Unsere neuformierte Gilde sucht tapfere Mitstreiter, die sich nicht im Dunkeln verlaufen und keine Angst vor geheimnisvollen und gefährlichen Orten haben.

Noch sind wir nur zu fünft, doch das kann sich schnell ändern, denn wenn es dunkel wird, dann kommt er - der Nebel!


Was suchen wir?

Wir suchen Leute, die bereit für einen Neuanfang sind, denn wir wollen mit neuen Chars komplett bei Null beginnen. Geleitet wird die Gilde von einem erfahrenen Spieler, der uns sicher durch die verschlungenen Pfade der World of Warcraft mit ihren Dungeons, Raids, Schlachtfeldern, Arenen und allen sonstigen Gefahren bringt.

Wir suchen Mitstreiter ab 18 für eine tolle Zeit beim Leveln und später entspannte, aber erfolgsorientierte Raids. Dabei legen wir großes Augenmerk auf einen konzentrierten Spielablauf. TS ist bei unseren Raids Pflicht, genauso wie Engagement, Ausdauer, Lernbereitschaft und Spaß am spielen.
Aber wir suchen natürlich auch außerhalb der Raids aufgeweckte Leute, denn die Gilde wird sich keineswegs nur aufs raiden beschränken.

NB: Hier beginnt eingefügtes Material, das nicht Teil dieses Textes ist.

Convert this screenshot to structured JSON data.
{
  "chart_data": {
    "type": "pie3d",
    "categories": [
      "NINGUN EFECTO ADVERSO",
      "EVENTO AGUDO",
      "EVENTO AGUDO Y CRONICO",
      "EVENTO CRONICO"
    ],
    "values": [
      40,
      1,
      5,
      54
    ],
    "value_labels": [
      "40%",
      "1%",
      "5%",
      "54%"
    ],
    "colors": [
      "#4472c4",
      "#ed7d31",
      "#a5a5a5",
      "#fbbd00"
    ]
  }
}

Über Vorschläge für sonstige AKtivitäten freuen wir uns sehr ;-)


Womit können wir euch (in den Nebel) locken?

Wir bieten Euch eine Gilde, die noch ganz am Anfang steht und die ihr noch maßgeblich mitformen könnt, eine offene Gildenstruktur mit völliger Entscheidungsfreiheit, ein Forum mit TS, einen reichen Erfahrungsschatz und Unterstützung in allen Lebenslagen.


Kommunizieren mit dem Nebel - wie erreichst du uns?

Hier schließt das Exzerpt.